Główną bohaterkę również łatwo jest lubić. Jest ona inteligentna, zaradna i ma w sobie duszę buntowniczki. Ponadto ma dobre serce i potrafi bronić tego co uważa za słuszne, nawet jeśli sama może przy tym ucierpieć. Podobała mi się także kreacja Hideo. Ekscentryczny geniusz, początkowo pełen rezerwy i zdystansowany, ale przy bliższym poznaniu potrafi się otworzyć i pokazać, że w głębi duszy jest pełnym pasji dla nowych wynalazków młodym człowiekiem, który ponad wszystko jednak stawia swoją rodzinę. Skrywa on jednak wiele sekretów, które nadają mu tajemniczości i czynią go bardziej intrygującym.

Kiedy zbliżałam się do końca książki, myślałam: no, solidne cztery gwiazdki. Bez problemu domyśliłam się jednej rzeczy, mniej więcej w połowie książki.
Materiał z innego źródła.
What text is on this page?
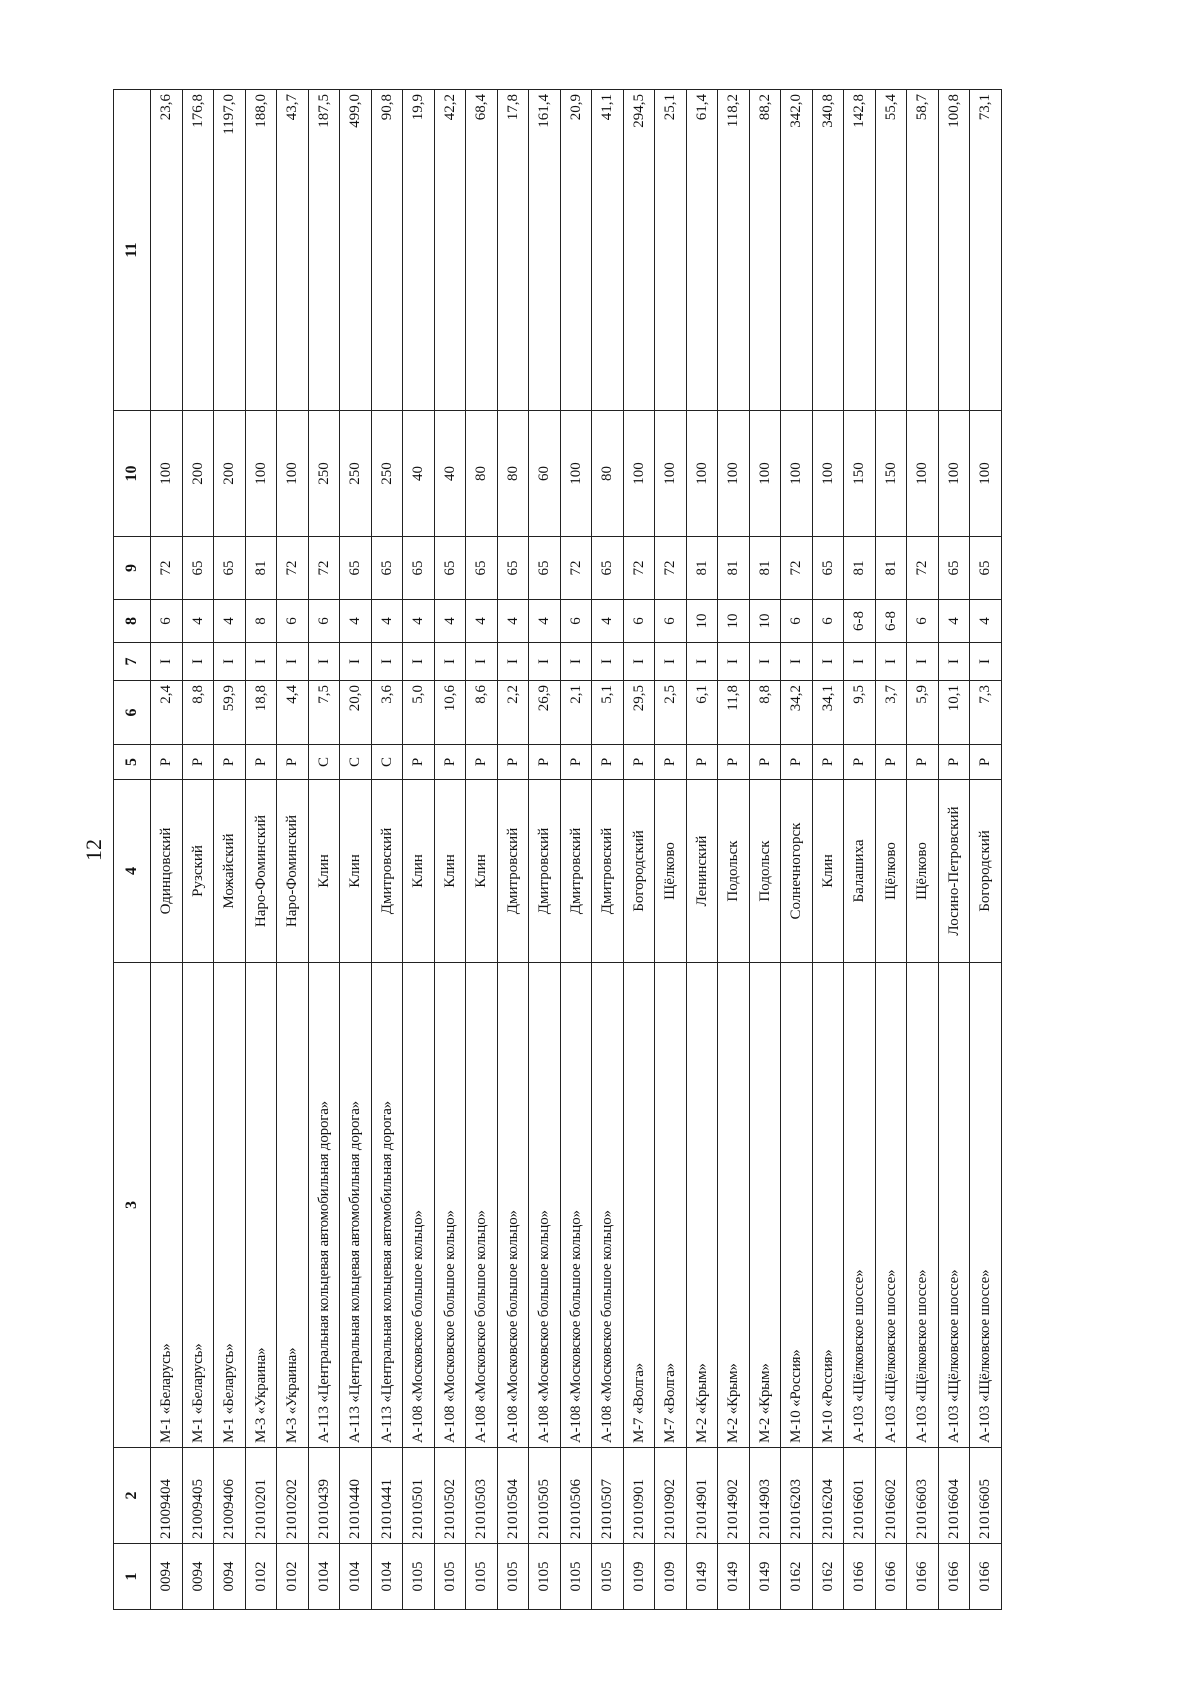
12
1	2	3	4	5	6	7	8	9	10	11
0094	21009404	М-1 «Беларусь»	Одинцовский	Р	2,4	I	6	72	100	23,6
0094	21009405	М-1 «Беларусь»	Рузский	Р	8,8	I	4	65	200	176,8
0094	21009406	М-1 «Беларусь»	Можайский	Р	59,9	I	4	65	200	1197,0
0102	21010201	М-3 «Украина»	Наро-Фоминский	Р	18,8	I	8	81	100	188,0
0102	21010202	М-3 «Украина»	Наро-Фоминский	Р	4,4	I	6	72	100	43,7
0104	21010439	А-113 «Центральная кольцевая автомобильная дорога»	Клин	С	7,5	I	6	72	250	187,5
0104	21010440	А-113 «Центральная кольцевая автомобильная дорога»	Клин	С	20,0	I	4	65	250	499,0
0104	21010441	А-113 «Центральная кольцевая автомобильная дорога»	Дмитровский	С	3,6	I	4	65	250	90,8
0105	21010501	А-108 «Московское большое кольцо»	Клин	Р	5,0	I	4	65	40	19,9
0105	21010502	А-108 «Московское большое кольцо»	Клин	Р	10,6	I	4	65	40	42,2
0105	21010503	А-108 «Московское большое кольцо»	Клин	Р	8,6	I	4	65	80	68,4
0105	21010504	А-108 «Московское большое кольцо»	Дмитровский	Р	2,2	I	4	65	80	17,8
0105	21010505	А-108 «Московское большое кольцо»	Дмитровский	Р	26,9	I	4	65	60	161,4
0105	21010506	А-108 «Московское большое кольцо»	Дмитровский	Р	2,1	I	6	72	100	20,9
0105	21010507	А-108 «Московское большое кольцо»	Дмитровский	Р	5,1	I	4	65	80	41,1
0109	21010901	М-7 «Волга»	Богородский	Р	29,5	I	6	72	100	294,5
0109	21010902	М-7 «Волга»	Щёлково	Р	2,5	I	6	72	100	25,1
0149	21014901	М-2 «Крым»	Ленинский	Р	6,1	I	10	81	100	61,4
0149	21014902	М-2 «Крым»	Подольск	Р	11,8	I	10	81	100	118,2
0149	21014903	М-2 «Крым»	Подольск	Р	8,8	I	10	81	100	88,2
0162	21016203	М-10 «Россия»	Солнечногорск	Р	34,2	I	6	72	100	342,0
0162	21016204	М-10 «Россия»	Клин	Р	34,1	I	6	65	100	340,8
0166	21016601	А-103 «Щёлковское шоссе»	Балашиха	Р	9,5	I	6-8	81	150	142,8
0166	21016602	А-103 «Щёлковское шоссе»	Щёлково	Р	3,7	I	6-8	81	150	55,4
0166	21016603	А-103 «Щёлковское шоссе»	Щёлково	Р	5,9	I	6	72	100	58,7
0166	21016604	А-103 «Щёлковское шоссе»	Лосино-Петровский	Р	10,1	I	4	65	100	100,8
0166	21016605	А-103 «Щёлковское шоссе»	Богородский	Р	7,3	I	4	65	100	73,1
Ale myślę, że autorka celowo podłożyła nam te oczywiste wskazówki, żebyśmy skupili się na tym jednym szczególe. Bo samo zakończenie kompletnie mnie zaskoczyło. Spodziewałam się banału, a dostałam naprawdę solidny zwrot akcji i scenę, która dała mi bardzo dużo do myślenia na temat trudnych moralnie decyzji. Bardzo spodobało mi się w jakim kierunku autorka rozwija tę opowieść, więc jak tylko skończyłam ją czytać, od razu zamówiłam kolejną część (Wildcard), bo koniecznie muszę się dowiedzieć co będzie się dalej działo.

Jeśli jesteście fanami gier komputerowych i podobała Wam się książka Ready Player One to z pewnością i ta przypadnie Wam do gustu. Jest pełna akcji, ma świetnie wykreowany wirtualny świat i zabawne odniesienia do rzeczywistych gier. To było moje pierwsze spotkanie z autorką Marie Lu, ale z pewnością sięgnę również po inne jej książki, jak tylko będę miała okazję.